GBP/EUR: EU Slowdown Concenrs Keep Euro Out Of Favour vs Pound

The pound euro exchange rate charged higher on Monday as sterling clawed back losses from the previous week. The pound euro rate hit a peak of €1.1379, its highest level since last Wednesday. However, the rally in the pair was more a story of euro weakness than any particular strength in the pound.

What do these figures mean?

When measuring the value of a pair of currencies, one set equals 1 unit and the other shows the current equivalent. As the market moves, the amount will vary from minute to minute.

For example, it could be written: 1 GBP = 1.13990 EUR

Here, £1 is equivalent to approximately €1.14. This specifically measures the pound’s worth against the euro. If the euro amount increases in this pairing, it’s positive for the pound.

Or, if you were looking at it the other way around: 1 EUR = 0.87271 GBP

In this example, €1 is equivalent to approximately £0.87. This measures the euro’s worth versus the British pound. If the sterling number gets larger, it’s good news for the euro.

The pound has been under significant pressure recently as poor economic data across the month of April has dampened any hope of the Bank of England (BoE) raising interest rates. Just one month ago investors were putting the probability of an interest rate hike by the central bank at around 89%. One month and a slew of poor economic data later and the market has as good as accepted that the BoE will not be hiking rates this month, when it gives its rate decision on Thursday.

Monday was a bank holiday in the UK, there were no major economic releases for pound traders to focus on. Instead the pound traded to a backdrop of government infighting over Brexit. The topic currently in question is the customs union or a new customs partnership with the EU, which could be used as a solution to the Irish border problem. Whilst the hard line Brexiteers in the Brexit cabinet shot the idea down very quickly, the UK Business Secretary suggested that the idea was still alive and with potential. This latest conflict shows how Theresa May’s government is still very unstable, with some political analysts even suggesting that her government will have collapsed before Brexit.

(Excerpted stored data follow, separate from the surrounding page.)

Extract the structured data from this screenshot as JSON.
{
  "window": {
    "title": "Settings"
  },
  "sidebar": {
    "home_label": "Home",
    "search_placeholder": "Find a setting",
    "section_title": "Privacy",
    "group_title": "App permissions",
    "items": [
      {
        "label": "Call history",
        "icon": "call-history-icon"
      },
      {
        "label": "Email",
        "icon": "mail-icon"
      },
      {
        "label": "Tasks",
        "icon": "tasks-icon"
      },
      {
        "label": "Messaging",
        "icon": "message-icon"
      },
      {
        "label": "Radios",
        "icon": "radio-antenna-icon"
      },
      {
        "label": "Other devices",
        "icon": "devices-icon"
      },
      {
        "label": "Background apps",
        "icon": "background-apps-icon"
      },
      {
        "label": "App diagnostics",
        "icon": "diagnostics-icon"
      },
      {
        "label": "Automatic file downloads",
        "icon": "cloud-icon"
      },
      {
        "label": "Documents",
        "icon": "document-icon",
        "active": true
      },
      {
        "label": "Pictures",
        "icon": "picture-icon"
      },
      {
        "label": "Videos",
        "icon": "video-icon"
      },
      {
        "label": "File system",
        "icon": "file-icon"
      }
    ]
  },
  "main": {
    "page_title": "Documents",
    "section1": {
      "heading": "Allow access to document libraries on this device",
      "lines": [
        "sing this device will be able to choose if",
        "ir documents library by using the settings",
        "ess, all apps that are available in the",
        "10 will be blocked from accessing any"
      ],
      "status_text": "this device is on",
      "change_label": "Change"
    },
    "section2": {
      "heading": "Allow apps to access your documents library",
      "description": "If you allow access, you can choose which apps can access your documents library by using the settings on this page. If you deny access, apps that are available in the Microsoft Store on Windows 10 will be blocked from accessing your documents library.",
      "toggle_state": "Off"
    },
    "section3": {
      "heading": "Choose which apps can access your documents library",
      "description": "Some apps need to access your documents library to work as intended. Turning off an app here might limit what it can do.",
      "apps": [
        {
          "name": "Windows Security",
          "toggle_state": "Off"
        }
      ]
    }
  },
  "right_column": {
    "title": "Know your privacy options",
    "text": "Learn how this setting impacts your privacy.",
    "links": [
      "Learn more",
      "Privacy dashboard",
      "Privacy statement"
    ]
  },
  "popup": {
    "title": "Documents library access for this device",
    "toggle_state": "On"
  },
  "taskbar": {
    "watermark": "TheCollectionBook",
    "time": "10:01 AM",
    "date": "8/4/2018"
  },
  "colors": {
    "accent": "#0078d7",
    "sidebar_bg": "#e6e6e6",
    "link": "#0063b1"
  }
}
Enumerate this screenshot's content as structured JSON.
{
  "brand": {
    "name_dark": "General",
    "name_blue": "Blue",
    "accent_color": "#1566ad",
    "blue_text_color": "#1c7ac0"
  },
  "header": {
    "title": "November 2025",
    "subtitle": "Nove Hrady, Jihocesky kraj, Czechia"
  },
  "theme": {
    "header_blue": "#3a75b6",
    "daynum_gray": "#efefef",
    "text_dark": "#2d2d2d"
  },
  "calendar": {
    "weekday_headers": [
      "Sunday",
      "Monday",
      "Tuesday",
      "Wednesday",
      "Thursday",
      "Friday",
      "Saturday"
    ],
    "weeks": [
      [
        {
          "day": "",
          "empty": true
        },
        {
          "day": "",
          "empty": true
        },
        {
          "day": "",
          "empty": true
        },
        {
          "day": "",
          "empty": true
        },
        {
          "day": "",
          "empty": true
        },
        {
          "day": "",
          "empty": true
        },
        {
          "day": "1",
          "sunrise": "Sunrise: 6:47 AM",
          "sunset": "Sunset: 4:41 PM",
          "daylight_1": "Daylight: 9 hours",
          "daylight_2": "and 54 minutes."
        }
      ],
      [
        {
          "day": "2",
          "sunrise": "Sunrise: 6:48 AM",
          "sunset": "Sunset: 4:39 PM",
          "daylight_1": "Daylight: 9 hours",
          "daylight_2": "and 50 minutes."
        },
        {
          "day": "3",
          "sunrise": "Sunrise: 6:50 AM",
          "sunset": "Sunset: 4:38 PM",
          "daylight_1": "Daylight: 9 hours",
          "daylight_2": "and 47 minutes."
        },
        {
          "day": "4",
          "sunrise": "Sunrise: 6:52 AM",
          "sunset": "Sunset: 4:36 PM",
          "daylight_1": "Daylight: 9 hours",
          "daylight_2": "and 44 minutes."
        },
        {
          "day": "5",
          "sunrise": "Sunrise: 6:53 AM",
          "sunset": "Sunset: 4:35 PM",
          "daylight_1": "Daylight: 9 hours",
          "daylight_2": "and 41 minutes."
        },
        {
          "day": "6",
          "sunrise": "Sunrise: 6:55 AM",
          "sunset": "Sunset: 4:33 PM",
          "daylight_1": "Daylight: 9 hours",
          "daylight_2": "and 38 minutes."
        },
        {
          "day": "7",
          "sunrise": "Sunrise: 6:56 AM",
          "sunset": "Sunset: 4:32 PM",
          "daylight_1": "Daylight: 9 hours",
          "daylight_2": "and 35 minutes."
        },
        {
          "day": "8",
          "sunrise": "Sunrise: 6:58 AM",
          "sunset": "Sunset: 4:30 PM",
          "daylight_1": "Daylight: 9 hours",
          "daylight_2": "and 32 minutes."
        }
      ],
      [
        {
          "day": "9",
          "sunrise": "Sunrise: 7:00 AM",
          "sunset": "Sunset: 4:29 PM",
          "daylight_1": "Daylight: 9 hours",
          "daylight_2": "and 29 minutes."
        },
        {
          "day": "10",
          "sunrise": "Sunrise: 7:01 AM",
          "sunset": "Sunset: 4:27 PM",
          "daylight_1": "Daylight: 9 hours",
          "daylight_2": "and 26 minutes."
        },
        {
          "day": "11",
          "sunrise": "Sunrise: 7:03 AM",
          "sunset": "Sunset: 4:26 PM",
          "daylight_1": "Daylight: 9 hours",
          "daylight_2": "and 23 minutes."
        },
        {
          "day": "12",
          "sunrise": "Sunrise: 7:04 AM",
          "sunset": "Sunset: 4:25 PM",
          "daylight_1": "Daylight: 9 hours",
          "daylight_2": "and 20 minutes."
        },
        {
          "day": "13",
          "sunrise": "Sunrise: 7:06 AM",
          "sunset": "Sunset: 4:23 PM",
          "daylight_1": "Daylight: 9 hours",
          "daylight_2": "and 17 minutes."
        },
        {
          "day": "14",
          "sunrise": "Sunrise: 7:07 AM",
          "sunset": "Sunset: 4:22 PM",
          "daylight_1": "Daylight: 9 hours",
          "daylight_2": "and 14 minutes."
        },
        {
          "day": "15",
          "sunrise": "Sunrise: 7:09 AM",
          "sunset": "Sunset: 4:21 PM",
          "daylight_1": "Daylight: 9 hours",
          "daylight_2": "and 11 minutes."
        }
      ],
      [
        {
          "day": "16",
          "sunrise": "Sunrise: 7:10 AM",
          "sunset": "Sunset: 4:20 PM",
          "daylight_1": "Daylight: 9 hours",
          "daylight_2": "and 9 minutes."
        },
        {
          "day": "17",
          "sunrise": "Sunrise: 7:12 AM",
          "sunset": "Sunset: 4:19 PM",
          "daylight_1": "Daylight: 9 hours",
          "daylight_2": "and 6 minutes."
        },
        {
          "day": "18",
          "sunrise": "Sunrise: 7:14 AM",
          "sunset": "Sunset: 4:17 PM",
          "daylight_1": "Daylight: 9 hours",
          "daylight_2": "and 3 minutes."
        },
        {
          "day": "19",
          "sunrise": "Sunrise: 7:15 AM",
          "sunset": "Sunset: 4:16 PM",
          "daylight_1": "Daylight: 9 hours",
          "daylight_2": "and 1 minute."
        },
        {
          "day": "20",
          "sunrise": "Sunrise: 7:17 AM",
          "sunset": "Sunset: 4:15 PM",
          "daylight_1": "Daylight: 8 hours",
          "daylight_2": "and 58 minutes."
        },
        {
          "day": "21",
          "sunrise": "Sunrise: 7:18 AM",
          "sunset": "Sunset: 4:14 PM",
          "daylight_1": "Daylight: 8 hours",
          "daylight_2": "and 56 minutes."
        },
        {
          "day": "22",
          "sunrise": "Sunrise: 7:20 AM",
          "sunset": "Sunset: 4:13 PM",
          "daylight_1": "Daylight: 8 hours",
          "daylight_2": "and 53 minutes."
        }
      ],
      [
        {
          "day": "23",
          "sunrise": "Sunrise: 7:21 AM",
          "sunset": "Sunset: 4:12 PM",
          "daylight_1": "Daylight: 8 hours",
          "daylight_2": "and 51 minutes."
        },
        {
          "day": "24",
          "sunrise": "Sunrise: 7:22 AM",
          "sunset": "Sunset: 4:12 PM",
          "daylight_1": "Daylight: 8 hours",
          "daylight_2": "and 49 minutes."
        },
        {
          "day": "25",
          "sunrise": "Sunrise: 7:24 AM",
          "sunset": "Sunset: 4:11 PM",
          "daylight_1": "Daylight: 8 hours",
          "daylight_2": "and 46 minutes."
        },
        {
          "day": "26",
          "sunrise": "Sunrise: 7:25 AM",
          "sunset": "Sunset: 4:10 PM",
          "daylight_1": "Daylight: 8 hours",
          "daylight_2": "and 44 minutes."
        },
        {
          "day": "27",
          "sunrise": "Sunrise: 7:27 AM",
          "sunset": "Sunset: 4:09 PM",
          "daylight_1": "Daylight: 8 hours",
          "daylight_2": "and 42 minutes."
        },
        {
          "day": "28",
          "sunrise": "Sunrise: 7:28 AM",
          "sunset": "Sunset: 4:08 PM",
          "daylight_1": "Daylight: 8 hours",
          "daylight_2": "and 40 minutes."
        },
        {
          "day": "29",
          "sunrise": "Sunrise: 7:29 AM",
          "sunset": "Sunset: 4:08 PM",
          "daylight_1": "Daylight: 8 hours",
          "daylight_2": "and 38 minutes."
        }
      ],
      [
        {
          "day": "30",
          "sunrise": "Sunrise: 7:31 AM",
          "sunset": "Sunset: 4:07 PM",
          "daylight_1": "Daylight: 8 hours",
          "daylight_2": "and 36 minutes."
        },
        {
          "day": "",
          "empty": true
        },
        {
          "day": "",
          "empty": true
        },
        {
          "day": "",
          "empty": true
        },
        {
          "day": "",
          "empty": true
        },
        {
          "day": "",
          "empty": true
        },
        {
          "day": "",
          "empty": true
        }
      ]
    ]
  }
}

How does political risk have impact on a currency?
Political risk drags on the confidence of consumers and businesses alike, which means both corporations and regular households are then less inclined to spend money. The drop in spending, in turn, slows the economy. Foreign investors prefer to invest their money in politically stable countries as well as those with strong economies. Signs that a country is politically or economically less stable will result in foreign investors pulling their money out of the country. This means selling out of the local currency, which then increases its supply and, in turn, devalues the money.

Today the focus could remain with Brexit developments as the UK economic calendar remains sparse with just house price data for investors to mull over.

German Factory Orders The Latest Sign Of Weakness

The euro traded lower versus most of its peers in the previous session, weak German data fanned concerns over a loss of momentum in the eurozone economy. Germany, the largest economy in Europe reported a sizeable slow down in factory orders on Monday in the latest sign of weakness for the economy. Factory orders declined by 0.9% month on month in March, significantly short of the 0.5% growth that analysts had predicted.

Why does poor economic data drag on a country’s currency?
Slowing economic indicators point to a slowing economy. Weak economies have weaker currencies because institutions look to reduce investments in countries where growth prospects are low and then transfer money to countries with higher growth prospects. These institutions sell out of their investment and the local currency, thus increasing supply of the currency and pushing down the money’s worth. So, when a country or region has poor economic news, the value of the currency tends to fall.

Also weighing on the euro was news that political deadlock in Italy may result in another election. There was no outright winner in the Italian elections in March and no coalition has been formed, with leaders still too far apart. A fresh election in July would be a new risk event for the euro, something euro trades are so far not happy about.